Eğitim İş, Merkez Yürütme Kurulu Yusuf Tekin hakkında suç duyurusnda bulundu.
Eğitim İş'den yapılan açıklamada şu ifadelere yer verildi.
Milli Eğitim Bakanı Yusuf Tekin bütçe görüşmeleri sırasında TBMM Genel Kurulu'nda yapmış olduğu konuşmada; "Milli Eğitim Bakanlığı'nın 2023 yılı itibariyle geçerli 2 bin 709 tane protokolümüz var. Bu protokollerden bin 167 tanesi resmi kurumlarla, 550 tanesi STK'larla, 986 tanesi ise TEMA'dan Kızılay'a bir sürü STK'yla. Bunların içerisinde sizin 'tarikat, cemaat' dediğiniz, bizim 'STK' dediğimiz yapılarla toplasanız 10 tane protokolümüz vardır. Ben bu protokollerle bize destek olanlara da teşekkür ediyorum. Onlarla protokol yapmaya da devam edeceğiz. Çünkü onlar çocukların dağa çıkmasını engelliyor. Onlardan siz bunun için rahatsızsınız. Ben o STK'larla protokol imzalamaya devam edeceğim. Çocuklarımın dağa çıkmaması için sizin insan kaynağınıza, insan yetiştirmemek için buna devam edeceğim." ifadelerine yer vermiştir.

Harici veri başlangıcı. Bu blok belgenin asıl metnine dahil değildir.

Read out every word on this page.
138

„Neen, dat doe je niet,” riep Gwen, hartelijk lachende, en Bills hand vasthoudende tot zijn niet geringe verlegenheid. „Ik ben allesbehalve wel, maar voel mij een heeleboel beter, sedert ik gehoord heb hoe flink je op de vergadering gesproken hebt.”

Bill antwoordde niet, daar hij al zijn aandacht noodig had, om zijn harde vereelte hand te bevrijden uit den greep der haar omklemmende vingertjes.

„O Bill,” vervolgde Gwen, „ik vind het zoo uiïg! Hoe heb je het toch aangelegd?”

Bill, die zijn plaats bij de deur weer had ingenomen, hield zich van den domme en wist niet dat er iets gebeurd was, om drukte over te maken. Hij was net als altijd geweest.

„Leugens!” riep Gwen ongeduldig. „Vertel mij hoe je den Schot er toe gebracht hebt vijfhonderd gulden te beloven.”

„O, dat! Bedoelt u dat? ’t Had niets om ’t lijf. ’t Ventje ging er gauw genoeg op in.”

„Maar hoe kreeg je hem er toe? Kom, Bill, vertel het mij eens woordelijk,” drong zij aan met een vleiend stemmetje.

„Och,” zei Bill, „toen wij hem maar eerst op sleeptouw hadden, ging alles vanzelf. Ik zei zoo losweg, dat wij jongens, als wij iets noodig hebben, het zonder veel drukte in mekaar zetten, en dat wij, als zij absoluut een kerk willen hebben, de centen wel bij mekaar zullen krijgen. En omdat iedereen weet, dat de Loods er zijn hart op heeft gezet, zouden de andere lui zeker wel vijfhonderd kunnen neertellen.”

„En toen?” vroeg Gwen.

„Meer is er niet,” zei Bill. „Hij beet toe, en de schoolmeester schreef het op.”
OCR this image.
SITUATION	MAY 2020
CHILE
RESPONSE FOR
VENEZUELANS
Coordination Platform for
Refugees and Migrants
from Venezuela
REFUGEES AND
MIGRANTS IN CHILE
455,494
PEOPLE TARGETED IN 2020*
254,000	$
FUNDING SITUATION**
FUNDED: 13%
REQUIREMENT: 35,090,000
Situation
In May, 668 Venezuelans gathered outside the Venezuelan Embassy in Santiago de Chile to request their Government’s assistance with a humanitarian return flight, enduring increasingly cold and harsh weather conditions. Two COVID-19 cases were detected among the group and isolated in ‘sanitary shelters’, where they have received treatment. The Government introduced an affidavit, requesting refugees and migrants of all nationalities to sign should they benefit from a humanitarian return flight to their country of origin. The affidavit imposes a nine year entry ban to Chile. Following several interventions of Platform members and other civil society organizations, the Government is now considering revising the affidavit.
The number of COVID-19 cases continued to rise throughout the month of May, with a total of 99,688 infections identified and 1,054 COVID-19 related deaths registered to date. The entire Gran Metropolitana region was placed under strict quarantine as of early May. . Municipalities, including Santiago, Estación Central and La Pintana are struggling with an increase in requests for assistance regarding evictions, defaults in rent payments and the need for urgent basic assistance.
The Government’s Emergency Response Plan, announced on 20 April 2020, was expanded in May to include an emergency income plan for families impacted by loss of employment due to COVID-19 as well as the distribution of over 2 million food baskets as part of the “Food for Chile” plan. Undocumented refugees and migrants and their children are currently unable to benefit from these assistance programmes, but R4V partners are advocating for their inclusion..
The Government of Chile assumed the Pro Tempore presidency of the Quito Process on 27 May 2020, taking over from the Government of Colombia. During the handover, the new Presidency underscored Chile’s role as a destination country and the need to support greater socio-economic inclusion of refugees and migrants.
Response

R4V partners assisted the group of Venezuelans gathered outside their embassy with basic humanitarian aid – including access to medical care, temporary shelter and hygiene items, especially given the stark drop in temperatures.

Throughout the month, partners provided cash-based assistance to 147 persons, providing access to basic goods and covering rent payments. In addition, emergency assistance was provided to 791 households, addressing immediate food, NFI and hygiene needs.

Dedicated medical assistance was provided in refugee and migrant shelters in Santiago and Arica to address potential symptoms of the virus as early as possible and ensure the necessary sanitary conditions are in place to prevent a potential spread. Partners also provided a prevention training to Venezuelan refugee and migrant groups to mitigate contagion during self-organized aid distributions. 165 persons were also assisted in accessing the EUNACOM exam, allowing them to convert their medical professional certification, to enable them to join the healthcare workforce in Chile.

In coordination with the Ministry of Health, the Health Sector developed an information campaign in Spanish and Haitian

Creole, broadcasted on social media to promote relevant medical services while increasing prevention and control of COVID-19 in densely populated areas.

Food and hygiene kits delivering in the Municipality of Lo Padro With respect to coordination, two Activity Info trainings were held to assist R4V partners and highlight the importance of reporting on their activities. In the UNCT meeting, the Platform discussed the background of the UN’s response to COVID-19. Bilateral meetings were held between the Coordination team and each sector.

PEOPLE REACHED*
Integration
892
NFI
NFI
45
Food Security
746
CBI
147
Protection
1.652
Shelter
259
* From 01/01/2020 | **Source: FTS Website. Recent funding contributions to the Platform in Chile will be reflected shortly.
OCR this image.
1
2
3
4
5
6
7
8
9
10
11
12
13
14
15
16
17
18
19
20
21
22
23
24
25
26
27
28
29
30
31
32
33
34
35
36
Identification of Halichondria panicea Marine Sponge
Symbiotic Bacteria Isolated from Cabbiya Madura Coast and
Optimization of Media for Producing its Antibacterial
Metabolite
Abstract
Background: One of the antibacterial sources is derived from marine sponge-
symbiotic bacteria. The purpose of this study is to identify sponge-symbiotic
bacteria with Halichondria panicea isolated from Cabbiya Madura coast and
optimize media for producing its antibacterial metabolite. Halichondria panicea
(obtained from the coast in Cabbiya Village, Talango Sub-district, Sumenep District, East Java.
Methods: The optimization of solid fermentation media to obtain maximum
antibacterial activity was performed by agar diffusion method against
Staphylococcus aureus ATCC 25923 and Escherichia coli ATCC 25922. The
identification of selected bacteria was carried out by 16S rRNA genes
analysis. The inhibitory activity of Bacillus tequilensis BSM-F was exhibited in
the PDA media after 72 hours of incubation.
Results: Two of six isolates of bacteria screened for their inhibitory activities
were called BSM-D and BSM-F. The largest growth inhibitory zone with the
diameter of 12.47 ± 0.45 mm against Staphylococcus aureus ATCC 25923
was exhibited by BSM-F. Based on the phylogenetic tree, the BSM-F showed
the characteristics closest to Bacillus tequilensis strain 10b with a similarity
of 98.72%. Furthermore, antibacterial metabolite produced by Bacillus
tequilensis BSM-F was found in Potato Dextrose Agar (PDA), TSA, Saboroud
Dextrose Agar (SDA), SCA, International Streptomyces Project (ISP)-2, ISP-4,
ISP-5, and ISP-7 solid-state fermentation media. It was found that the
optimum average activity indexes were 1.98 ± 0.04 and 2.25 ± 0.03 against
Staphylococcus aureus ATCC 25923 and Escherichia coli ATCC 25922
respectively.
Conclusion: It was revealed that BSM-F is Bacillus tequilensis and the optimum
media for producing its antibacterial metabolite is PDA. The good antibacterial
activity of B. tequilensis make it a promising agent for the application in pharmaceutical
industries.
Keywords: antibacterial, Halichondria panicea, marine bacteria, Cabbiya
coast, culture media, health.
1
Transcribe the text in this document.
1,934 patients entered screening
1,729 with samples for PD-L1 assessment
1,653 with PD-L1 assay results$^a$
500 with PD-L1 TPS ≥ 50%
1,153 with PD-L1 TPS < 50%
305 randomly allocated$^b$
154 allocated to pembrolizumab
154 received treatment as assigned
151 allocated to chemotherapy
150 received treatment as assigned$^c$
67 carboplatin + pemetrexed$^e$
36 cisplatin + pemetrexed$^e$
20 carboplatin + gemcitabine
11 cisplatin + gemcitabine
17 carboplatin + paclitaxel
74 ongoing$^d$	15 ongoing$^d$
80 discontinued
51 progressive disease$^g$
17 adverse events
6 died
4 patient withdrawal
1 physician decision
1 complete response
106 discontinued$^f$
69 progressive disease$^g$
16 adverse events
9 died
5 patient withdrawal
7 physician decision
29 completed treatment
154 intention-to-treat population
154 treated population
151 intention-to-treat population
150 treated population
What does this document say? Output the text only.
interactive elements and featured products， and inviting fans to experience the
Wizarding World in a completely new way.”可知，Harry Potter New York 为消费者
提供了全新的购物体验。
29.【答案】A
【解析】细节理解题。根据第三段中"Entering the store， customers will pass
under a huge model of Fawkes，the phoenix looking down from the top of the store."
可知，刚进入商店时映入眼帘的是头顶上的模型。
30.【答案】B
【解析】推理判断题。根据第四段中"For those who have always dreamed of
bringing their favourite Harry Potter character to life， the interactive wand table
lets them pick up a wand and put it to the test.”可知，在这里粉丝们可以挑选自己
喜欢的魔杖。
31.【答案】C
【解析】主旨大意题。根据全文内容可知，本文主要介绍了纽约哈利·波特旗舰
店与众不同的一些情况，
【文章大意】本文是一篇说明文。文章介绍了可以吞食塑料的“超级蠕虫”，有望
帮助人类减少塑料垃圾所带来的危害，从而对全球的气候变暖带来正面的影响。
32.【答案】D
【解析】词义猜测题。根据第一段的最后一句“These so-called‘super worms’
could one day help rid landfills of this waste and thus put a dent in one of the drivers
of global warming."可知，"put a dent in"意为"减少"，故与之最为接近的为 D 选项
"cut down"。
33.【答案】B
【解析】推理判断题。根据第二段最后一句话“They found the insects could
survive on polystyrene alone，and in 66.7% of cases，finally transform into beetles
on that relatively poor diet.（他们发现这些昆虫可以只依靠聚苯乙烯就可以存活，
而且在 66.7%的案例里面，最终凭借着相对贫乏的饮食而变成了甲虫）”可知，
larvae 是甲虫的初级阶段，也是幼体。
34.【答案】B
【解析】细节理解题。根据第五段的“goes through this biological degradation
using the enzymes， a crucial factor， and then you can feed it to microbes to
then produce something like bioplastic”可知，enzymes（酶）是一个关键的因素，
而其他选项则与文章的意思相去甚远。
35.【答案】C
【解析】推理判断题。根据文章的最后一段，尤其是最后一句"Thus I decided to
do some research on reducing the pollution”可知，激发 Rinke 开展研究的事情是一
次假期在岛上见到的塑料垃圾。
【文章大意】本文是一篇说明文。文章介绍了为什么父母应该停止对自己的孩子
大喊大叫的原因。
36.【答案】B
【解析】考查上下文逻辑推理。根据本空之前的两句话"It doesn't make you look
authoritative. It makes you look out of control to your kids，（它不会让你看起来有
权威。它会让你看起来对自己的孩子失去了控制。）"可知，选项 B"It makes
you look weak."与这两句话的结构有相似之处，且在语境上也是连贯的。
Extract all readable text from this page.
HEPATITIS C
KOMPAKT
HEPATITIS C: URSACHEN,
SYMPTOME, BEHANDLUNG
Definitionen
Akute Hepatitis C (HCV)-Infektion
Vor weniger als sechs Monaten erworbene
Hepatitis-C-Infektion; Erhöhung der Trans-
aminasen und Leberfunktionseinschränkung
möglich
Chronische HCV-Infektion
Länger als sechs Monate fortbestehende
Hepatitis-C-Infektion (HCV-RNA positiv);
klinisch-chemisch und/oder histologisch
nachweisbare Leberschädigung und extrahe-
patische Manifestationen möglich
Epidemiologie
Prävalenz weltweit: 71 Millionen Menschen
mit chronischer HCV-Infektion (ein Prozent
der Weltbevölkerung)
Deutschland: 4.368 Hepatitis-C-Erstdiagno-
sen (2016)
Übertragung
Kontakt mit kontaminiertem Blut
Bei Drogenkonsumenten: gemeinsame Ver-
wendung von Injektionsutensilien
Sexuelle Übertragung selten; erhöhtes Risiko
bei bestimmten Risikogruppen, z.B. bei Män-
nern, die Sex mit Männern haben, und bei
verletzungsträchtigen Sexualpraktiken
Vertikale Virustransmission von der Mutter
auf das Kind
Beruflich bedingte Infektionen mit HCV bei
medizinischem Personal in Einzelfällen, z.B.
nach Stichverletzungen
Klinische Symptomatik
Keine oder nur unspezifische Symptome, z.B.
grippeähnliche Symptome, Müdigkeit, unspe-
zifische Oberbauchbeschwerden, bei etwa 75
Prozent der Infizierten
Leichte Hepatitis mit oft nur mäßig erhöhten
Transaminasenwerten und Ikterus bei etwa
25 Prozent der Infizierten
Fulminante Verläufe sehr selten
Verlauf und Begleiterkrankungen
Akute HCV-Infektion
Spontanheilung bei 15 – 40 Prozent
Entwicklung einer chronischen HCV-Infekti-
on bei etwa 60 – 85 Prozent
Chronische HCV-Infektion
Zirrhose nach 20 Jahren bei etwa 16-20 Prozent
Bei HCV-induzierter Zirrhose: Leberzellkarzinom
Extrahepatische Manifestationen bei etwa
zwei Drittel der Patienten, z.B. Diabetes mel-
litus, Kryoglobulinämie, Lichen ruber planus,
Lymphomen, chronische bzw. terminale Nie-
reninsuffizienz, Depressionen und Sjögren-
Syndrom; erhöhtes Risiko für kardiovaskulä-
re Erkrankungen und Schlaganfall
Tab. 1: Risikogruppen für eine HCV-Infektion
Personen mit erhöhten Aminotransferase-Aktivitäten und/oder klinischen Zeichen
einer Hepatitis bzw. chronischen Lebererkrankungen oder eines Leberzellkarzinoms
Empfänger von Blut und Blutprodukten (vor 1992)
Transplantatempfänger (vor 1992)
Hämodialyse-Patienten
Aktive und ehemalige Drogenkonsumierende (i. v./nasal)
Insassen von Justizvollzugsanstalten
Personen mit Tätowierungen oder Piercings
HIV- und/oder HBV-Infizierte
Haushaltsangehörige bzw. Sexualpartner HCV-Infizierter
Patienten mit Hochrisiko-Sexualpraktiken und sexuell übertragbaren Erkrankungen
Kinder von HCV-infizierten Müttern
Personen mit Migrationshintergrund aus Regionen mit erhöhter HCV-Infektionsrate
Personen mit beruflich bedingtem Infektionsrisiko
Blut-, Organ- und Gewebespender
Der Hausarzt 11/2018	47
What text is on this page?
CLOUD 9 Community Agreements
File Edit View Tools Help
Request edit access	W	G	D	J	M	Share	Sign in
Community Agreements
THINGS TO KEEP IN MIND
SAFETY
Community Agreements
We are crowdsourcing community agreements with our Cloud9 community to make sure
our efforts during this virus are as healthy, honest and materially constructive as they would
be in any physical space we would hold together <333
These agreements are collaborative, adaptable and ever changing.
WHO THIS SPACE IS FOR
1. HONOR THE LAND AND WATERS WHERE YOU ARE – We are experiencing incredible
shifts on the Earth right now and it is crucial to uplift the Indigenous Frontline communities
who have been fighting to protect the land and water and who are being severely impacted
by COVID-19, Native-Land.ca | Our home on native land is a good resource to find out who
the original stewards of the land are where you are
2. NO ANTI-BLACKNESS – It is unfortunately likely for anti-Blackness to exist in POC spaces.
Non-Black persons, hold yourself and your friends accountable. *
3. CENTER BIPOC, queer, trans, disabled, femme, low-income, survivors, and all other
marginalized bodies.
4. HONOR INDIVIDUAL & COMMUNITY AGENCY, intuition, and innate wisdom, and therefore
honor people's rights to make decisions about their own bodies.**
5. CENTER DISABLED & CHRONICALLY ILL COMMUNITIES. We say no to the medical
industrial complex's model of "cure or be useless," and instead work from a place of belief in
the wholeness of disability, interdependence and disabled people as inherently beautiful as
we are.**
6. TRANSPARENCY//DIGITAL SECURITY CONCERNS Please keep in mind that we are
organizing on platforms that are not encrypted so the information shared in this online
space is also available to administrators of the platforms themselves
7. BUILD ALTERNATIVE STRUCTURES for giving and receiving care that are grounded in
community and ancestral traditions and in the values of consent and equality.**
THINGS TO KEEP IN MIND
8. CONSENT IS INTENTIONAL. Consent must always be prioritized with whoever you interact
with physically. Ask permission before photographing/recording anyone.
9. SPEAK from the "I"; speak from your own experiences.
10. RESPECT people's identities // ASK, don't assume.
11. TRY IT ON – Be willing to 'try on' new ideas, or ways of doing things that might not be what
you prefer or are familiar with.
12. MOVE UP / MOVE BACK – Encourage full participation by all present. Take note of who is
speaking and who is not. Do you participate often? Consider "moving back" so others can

Konuşma içeriğinden de açıkça anlaşılacağı üzere Milli Eğitim Bakanlığınca tarikat ve cemaatlerle protokol yapıldığı, en az 10 tane mevcut protokol olduğu ve protokol yapılmaya da devam edileceği, bizzat bakan tarafından ikrar edilmiştir. Söz konusu açıklamalar ve yapılan uygulamaların itirafı ve de yapılmaya devam edileceğine dair ifadeler açıkça suç ikrarıdır.
Bu ifadeler, gerek Anayasa gerekse de 1739 Sayılı Milli Eğitim Temel Kanunu'nda "Laik Devlet ilkesinin" gereği olarak laik eğitim sistemi esası adeta yerle bir edildiğinin, bizzat Milli Eğitim Bakanı tarafından tarikat ve cemaatlerin milli eğitim sisteminin bir parçası haline getirildiğinin ve bunlara imtiyaz tanındığının itirafı olarak açıkça meydan okur şekilde ilan edilmiştir.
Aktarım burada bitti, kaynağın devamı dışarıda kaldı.